'These Children are just looking for Someone to Anchor their Rocky Boats' - Dr. Poyner
(March 2, 2017) -- At only 6 years old, Kevin challenged everything she knew about good teaching practices. The most trying child in her classroom, he exasperated her, and was infamous throughout the school for his difficult behavioral and social-emotional needs, said motivational speaker Nefertiti Bruce Poyner, Ed.D. in her keynote address to MHSA’s 26th Early Childhood Learning Conference in Troy.
Over time, Kevin’s personal story emerged. She learned that the boy -- who was dropped off early every day, was the last to be picked up, and never, ever stayed home -- was a foster child in kinship care whose mother struggled with a crack cocaine addiction. His family consisted of 13 siblings he barely knew and lived in different places. Learning the details of his sad life, Poyner resolved she would use her time with Kevin (not his real name) to make a difference in his life.

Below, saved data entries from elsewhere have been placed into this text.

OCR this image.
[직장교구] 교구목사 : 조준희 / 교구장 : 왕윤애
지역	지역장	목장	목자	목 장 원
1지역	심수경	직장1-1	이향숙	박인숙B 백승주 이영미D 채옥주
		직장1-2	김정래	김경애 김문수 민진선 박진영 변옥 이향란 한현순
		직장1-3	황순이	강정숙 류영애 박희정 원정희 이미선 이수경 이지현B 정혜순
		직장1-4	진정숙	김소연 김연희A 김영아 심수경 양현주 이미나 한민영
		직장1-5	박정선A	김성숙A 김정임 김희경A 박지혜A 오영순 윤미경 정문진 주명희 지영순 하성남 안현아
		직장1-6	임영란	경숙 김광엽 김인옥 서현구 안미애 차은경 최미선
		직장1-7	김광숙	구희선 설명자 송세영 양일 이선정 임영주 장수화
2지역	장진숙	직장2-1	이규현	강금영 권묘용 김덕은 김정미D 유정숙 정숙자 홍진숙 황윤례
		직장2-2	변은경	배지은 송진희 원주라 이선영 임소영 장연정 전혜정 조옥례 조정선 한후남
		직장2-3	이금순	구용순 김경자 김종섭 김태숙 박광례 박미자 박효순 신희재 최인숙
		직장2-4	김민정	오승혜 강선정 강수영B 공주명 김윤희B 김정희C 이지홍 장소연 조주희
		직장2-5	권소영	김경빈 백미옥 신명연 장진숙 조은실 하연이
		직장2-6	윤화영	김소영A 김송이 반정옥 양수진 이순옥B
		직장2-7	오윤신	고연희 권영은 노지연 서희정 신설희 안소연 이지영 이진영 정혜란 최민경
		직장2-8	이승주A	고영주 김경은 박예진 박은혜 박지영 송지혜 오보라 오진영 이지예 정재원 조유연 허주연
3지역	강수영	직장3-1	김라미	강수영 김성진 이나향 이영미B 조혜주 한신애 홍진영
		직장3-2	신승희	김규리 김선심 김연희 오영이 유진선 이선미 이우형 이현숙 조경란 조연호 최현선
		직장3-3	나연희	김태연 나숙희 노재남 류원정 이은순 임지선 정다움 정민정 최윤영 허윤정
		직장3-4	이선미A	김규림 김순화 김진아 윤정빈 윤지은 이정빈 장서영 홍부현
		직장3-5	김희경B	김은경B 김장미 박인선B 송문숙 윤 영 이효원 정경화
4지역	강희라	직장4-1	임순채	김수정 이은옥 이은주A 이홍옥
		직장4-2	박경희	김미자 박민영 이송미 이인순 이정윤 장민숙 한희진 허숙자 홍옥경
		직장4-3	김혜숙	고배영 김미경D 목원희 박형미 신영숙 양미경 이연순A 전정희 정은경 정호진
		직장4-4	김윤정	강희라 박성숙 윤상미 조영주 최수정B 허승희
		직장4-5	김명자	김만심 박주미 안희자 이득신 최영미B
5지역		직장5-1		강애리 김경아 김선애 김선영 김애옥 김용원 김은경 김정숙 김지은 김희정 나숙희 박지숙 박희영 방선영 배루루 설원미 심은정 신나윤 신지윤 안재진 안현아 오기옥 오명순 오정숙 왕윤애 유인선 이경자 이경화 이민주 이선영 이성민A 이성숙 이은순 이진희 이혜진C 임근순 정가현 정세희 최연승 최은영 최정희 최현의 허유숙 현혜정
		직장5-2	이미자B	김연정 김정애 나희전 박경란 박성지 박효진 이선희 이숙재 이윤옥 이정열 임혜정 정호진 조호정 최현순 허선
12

“The person standing before you struggled as a teacher before I found my way. It was hard to work with the Kevins of the world,” she added. “These children are just looking for someone to anchor their rocky boats. To be a good teacher means to reach their spirits.”
Poyner’s story served to illustrate her point that a profession that serves the most vulnerable children and families in society requires one to develop resilience. Resilience is what helps you maneuver the bumps in the road of life, she said. In her speeches and writings, Poyner famously describes increasing one’s resilience as “building your bounce.” Working to help young children become school-ready is hard work. To be successful, one must develop the art of self-care, she added.
“In Head Start, we have to work together,” she told the audience of 250 agency leaders, educators and parents. “Everything changes; (federal) Administrations change. Now we’ve got a lot of work to do. We’ve got to fight for the children.”
A former preschool and kindergarten teacher from Philadelphia, Poyner worked with Kevin more than a decade ago. Today, she is an early childhood specialist and national trainer for the Devereux Center for Resilient Children in Villanova, PA. After years of studying research in the field, Poyner concludes that becoming resilient involves three key elements.
• The first is optimism -- the ability to look at the bright side of a circumstance even when things get hard. Optimism creates energy to deal with life’s problems, she said. “It’s hard to run your program when you’re running on empty,” she said.
• The next necessity for the journey of life is a sense of humor. Humor increases one’s creativity and improves problem-solving abilities. Laughter allows one to step back and look at an event from a different perspective. Research shows it works for kids, too. Children as young as 14 months are able to identify humor in a situation, she said.
• Thirdly, social connections are critical for resilience. She advised individuals to identify one or two people who really understand you and can spot when something’s not right. “Be that for your students, too,” she said. She also encouraged the audience to resolve differences with the people that matter in one’s life, before it’s too late.
As she made a promise to herself to become a positive person in Kevin’s life, Poyner said she created intentional changes in her approach to him. She wrote upbeat notes to him whenever she found him on task. Sometimes she’d simply write, “You’re fascinating to me.” She invited him to walk down to the school office with her as a treat, especially when he wasn’t in trouble. She called home to say she enjoyed having him in school. When he once asked why everyone in the school knew his name, she cheerfully replied, “Because you’re a cool dude.”
“Since I found this body of work, things have really changed around,” she said. “My only regret is that I didn’t get this way before I left the classroom.”
Poyner encouraged the audience to practice self-care so that they could better support the children in their care and do what they love “a little bit longer and a little bit better.”